Hat die Pandemie den Wunsch die unmittelbare Umgebung (insbesondere in den Städten) zu erkunden, verstärkt?

Ich glaube schon, dass der Wunsch und das Verständnis für die Vielfalt der Region gestiegen ist. Viele Menschen haben erkannt, wie schön ihre Region ist und was sie alles zu bieten hat. Dabei muss Erholung nicht unbedingt weit weg sein. Deshalb glaube ich auch, dass wir mit sinnbar einen ganz guten Zeitpunkt erwischt haben. Aber wir müssen auch pandemiebedingt abwarten, wie die Kurse stattfinden, weil wir keine digitalen Formate anbieten, sondern das analoge Erlebnis fördern möchten. Da gehört das Anfassen, Riechen, Hören und somit das mit allen Sinnen Erfahrbare einfach dazu.

Woher habt ihr den Mut genommen Euch in die Selbstständigkeit zu wagen?

Meine Eltern und Paulas Vater sind auch selbstständig. So ganz fremd ist uns das nicht. Man kennt bestimmte Ängste und Zweifel innerhalb der Selbstständigkeit, aber auch auf der anderen Seite die komplette Freiheit zu haben und selber gestalten zu können.

Auch wenn ich meinen damaligen Job gerne gemacht habe, habe ich letztes Jahr gemerkt, dass es mehr geben muss. Denn Sicherheit ist nur ein Trugschluss. Warum nicht einfach ausprobieren? Wir hatten Lust, etwas aufzubauen und auszuprobieren und aus diesem Mindset heraus Fehler machen dürfen. Bisschen Mut gehört dazu, aber aktuell gibt es mir mehr und ich genieße das, meine Zeit frei einteilen zu können und mich mit Menschen zu vernetzen. Deshalb war das im Zusammenspiel mit Corona ein guter Zeitpunkt.


Wie seid ihr auf das EZW gestoßen?

Wir sind über das Social Entrepreneurship Netzwerk auf das EZW aufmerksam geworden. Wir haben nämlich nach einem Netzwerk gesucht, dass uns bei Fragen unterstützt, die am Anfang aufkommen. Durch jahrelange Erfahrung kann das EZW ganz gut abschätzen was die nächsten Schritte sind. Das hilft uns dabei, wichtige Schritte zu priorisieren.


Inwieweit helfen euch die Mittel vom Gründerstipendium in Eurem Vorhaben?

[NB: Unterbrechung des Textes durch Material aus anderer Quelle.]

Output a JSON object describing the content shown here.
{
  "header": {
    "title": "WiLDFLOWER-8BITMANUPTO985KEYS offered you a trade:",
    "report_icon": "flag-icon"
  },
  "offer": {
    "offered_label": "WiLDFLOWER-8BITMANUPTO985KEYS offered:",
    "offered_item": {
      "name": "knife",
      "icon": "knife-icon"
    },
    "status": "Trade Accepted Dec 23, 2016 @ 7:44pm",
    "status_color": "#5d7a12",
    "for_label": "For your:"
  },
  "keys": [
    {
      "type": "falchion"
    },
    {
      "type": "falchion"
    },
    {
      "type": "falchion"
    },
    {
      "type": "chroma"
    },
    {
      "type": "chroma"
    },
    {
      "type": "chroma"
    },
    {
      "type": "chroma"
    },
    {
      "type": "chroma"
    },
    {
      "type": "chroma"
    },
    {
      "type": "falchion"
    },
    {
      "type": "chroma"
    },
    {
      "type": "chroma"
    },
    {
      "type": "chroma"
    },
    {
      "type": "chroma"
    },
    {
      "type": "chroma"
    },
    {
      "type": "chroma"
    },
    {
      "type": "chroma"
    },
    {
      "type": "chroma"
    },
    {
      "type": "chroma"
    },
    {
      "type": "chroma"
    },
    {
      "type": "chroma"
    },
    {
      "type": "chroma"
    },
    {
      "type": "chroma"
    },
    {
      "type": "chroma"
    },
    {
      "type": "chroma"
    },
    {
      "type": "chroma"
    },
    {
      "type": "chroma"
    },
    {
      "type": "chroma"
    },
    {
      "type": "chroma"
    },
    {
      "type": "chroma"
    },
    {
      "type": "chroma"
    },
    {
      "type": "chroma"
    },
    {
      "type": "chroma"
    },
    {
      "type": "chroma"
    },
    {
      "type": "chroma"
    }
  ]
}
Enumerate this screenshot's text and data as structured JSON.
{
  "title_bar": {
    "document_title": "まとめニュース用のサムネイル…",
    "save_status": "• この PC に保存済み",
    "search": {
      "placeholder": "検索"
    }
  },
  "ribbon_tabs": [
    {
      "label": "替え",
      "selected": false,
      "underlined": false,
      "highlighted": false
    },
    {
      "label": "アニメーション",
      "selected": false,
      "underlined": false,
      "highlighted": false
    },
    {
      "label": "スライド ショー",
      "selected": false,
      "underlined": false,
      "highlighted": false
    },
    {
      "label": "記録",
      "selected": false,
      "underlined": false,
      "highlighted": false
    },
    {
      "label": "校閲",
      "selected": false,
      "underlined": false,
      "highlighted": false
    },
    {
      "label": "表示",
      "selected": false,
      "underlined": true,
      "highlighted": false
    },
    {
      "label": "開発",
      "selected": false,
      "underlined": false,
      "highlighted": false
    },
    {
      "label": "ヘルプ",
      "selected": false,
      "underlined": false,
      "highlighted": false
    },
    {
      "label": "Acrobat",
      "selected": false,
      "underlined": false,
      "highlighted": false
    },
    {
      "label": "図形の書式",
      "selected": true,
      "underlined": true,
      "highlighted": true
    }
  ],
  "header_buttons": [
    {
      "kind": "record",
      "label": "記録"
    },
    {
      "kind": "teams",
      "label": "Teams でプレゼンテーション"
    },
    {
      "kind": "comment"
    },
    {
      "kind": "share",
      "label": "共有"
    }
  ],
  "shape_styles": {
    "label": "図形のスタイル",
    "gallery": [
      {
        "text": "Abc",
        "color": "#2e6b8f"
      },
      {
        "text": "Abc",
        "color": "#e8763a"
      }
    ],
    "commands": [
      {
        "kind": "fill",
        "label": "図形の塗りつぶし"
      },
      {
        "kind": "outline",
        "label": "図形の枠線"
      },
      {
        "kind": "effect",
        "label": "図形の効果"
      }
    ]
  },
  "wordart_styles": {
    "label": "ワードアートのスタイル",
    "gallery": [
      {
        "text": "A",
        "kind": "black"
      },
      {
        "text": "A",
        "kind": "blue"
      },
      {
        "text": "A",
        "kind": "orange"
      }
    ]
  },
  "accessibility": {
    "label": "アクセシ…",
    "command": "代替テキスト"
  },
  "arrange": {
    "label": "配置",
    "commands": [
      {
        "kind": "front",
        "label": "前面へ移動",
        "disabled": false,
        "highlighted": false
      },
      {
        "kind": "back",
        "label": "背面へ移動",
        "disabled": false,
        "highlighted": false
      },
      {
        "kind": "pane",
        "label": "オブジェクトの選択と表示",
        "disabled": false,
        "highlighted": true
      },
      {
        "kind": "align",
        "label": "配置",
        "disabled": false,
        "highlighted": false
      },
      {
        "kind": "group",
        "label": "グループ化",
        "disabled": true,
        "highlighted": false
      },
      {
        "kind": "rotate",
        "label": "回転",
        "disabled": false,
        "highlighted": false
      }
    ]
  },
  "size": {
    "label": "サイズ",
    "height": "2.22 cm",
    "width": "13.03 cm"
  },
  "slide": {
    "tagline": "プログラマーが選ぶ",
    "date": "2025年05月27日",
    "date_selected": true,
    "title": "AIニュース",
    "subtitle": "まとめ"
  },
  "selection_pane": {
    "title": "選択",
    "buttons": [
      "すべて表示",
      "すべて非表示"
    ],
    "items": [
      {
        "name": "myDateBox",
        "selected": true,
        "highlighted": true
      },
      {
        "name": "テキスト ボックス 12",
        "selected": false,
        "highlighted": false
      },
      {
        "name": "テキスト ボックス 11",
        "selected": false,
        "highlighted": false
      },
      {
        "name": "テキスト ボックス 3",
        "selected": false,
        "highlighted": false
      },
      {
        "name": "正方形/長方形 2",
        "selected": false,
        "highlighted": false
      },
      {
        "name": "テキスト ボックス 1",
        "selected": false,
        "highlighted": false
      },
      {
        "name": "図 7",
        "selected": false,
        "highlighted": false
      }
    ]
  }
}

Wir haben vor zwei Wochen die positive Rückmeldung vom Gründerstipendium NRW bekommen - worüber wir uns sehr freuen. Das verschafft uns in erster Linie viel Zeit, um sinnbar nach vorne zu bringen. Es hält uns ein wenig den Rücken frei, sodass wir die Energie und Zeit, die wir sonst für unser Unterhalt aufbringen müssen, unserer Idee widmen können.


Was ist eure größte Hürde, die in nächster Zeit überwinden werden muss?

Wir möchten im März 2022 im Raum Köln/Bonn mit etwa 15 Anbieter*innen online gehen - das ist jetzt der nächste wichtige Schritt für uns. Bis dahin wollen wir die Beta-Version der Plattform fertigstellen. Eine große Herausforderung wird wahrscheinlich sein, die passenden Anbieter*innen zu finden, damit es attraktiv wird und auf der anderen Seite die Zielgruppe zu erreichen, damit die Kurse ausgebucht sind. Außerdem bekommen wir vermehrt Anfragen von Unternehmen, die ihren Mitarbeiter*innen Nachhaltigkeits-Workshops anbieten möchten. Das ist eine sehr wichtige Zielgruppe.


Und worauf freut Ihr Euch am meisten über das was bald auf Euch zukommt?

Wir freuen uns am meisten darauf, wenn wir online gehen können, um zu gucken ob das überhaupt anläuft. Außerdem komme ich mit sinnbar mit verschiedenen Menschen in Kontakt, die eine ähnliche Vision haben wie wir. Das fühlt sich alles sehr lebendig an.

Danke für Deine Zeit und viel Erfolg auf Eurem Weg!